I told her she could tilt her head over to the side so my letters would look straight to her. I told her people and letters can't necessarily sit still or stand the way she wants them to.
“My right hand's in doffing school,” I say smartly. Looks like her mouth starts to turn up a little, but she stops it just in time.
“At least you don't have to sit still anymore. I'm sure those frames keep you hopping.” She snaps the book shut and hands it over my head to Arthur. “Tomorrow then?” she says. I turn around just in time to see him nod.
Then he's gone, ducked down the river path, and she's back inside the schoolroom with the door closed. I'm still standing there, but they've both slid away with no extra sound.

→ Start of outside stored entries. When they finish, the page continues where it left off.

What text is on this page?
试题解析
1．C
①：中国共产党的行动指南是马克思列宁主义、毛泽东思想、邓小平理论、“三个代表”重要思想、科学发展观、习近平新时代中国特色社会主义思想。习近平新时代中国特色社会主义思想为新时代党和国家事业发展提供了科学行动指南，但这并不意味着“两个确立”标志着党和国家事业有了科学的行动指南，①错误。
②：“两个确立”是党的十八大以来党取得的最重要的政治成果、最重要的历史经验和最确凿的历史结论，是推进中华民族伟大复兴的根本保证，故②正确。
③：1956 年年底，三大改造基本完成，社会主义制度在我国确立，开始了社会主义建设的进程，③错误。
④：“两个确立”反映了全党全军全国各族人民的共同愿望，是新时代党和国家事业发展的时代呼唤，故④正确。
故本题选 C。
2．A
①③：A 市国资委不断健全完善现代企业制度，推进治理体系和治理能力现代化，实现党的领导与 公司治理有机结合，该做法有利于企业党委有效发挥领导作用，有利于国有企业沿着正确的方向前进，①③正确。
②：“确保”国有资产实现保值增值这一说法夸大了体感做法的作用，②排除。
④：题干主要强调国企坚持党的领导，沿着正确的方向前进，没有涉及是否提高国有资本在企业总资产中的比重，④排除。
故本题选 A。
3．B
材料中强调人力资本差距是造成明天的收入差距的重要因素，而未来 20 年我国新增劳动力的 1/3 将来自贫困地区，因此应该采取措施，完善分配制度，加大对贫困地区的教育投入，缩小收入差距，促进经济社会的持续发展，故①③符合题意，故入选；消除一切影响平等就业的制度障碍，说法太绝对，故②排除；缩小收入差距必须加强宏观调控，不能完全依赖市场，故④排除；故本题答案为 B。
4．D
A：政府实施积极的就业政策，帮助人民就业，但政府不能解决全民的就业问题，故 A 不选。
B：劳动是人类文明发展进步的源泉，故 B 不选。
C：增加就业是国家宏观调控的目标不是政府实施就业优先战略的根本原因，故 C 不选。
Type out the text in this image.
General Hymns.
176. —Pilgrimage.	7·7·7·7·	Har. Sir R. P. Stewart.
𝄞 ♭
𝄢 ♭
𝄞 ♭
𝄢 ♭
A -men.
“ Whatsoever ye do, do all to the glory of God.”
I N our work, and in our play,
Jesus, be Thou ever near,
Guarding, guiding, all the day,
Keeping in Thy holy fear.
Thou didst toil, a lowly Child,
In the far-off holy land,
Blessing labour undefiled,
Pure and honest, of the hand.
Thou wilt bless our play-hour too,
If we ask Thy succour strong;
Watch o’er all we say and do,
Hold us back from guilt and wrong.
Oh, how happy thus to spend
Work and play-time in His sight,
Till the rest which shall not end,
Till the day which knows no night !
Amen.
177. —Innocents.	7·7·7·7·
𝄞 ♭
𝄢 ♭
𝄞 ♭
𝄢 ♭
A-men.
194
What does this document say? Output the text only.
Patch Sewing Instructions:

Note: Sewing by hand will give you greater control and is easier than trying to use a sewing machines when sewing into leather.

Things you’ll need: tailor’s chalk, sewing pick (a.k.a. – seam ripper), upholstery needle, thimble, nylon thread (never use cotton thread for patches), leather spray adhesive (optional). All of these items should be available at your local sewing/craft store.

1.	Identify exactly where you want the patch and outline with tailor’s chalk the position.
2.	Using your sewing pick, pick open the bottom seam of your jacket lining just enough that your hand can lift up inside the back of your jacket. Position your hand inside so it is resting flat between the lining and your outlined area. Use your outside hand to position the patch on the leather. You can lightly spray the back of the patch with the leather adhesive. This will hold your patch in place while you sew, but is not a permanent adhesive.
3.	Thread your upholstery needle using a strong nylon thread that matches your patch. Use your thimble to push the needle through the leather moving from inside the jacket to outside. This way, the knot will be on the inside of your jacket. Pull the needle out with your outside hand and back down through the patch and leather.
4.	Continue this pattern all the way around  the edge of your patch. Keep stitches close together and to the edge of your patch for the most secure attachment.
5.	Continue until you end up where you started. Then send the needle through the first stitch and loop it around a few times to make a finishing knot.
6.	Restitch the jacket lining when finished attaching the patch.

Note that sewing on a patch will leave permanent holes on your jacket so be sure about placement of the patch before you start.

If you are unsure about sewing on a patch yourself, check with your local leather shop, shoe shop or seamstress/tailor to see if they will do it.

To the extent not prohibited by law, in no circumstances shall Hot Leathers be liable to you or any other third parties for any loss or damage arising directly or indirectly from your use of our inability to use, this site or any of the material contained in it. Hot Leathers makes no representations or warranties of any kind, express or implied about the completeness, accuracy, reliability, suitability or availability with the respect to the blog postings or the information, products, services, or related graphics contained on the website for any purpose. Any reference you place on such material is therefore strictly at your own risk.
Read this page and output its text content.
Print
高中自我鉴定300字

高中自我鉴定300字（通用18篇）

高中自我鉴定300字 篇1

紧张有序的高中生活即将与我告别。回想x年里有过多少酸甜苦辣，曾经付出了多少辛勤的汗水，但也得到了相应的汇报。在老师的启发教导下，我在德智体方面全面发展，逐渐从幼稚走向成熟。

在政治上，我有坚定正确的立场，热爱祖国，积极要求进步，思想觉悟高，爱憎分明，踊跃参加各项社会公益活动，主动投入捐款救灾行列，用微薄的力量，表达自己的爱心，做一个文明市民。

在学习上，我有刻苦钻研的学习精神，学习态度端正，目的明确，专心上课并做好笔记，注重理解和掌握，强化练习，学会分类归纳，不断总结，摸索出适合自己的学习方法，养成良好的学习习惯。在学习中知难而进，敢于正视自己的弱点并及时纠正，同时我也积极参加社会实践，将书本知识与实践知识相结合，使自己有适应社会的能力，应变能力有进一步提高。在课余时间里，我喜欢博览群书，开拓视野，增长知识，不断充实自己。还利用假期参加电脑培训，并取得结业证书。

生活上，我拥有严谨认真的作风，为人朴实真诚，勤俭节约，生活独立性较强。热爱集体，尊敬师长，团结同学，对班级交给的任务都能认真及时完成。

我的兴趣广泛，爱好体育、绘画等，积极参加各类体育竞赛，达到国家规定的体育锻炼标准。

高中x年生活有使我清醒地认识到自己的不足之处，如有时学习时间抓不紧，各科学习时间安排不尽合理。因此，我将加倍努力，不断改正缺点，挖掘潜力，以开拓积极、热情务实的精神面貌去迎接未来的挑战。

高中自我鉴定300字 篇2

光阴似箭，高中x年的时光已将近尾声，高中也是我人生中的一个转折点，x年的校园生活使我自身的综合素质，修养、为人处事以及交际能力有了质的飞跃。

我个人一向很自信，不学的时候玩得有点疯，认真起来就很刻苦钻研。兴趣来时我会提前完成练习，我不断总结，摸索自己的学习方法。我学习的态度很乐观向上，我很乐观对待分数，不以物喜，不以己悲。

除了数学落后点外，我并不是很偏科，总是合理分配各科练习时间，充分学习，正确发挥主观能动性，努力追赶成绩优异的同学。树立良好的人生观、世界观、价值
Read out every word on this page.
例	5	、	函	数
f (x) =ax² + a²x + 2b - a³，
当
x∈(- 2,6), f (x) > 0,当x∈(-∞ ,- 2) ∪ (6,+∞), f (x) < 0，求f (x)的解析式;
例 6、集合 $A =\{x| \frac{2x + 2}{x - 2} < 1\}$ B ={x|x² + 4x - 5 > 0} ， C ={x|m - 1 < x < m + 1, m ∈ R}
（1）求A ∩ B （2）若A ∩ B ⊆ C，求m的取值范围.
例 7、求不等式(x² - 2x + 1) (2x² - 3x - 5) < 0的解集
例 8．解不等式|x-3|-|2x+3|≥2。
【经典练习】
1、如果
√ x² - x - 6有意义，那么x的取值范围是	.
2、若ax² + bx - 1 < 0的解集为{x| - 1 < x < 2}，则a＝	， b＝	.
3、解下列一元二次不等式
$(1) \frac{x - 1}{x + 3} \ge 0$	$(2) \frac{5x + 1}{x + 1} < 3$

My legs start shaking something fierce. I sink down to the ground and sit there, my back against the wall of the
school. Suddenly, the train is breathing down my neck again and I shut my eyes to push the picture away.
When I get home, Mamère is angry that I've forgotten to go to the store, but I only half hear what she is saying.
What are Arthur and Miss Lesley doing tomorrow, I wonder later when I'm sewing up the rip in my smock.
Mass starts at nine a.m. sharp. Père Alain glares at you if you come in late. Mamère goes early to loosen up her singing voice. Delia makes sure that Henry and me are dressed proper.
My Sunday dress used to be Delia's. It's worn shiny in spots and I'm sick of its pattern and the bow at my neck, tighter now since I've been wearing it three years.
Henry puts on the Sunday shoes passed on by Madame Senay when Felix got too big for them. They've been worn by so many kids that the backs are broken down and no matter how much Pépé shines them, those old shoes make us look poor. Mamère hates that. One of the first things we're going to buy when we pay off the store bill is new shoes for Henry. That way he won't always be trying to hide behind me when we climb the stairs to the room above the store.
The mill owners charge us fifty dollars’ rent a year for
this room. They like big Catholic families ‘cause we give them lots of workers all in one package. There are so many of us now that anybody who comes late has to sit out on the landing and listen to Mass through the open door.
We are building our own church in this town, but so far, we've got nothing but one big hole that fills up with snow every winter. Nobody's making extra pennies to throw in the collection basket on Sundays. Even Père Alain has to chop wood for the farmers just to make enough money to feed himself.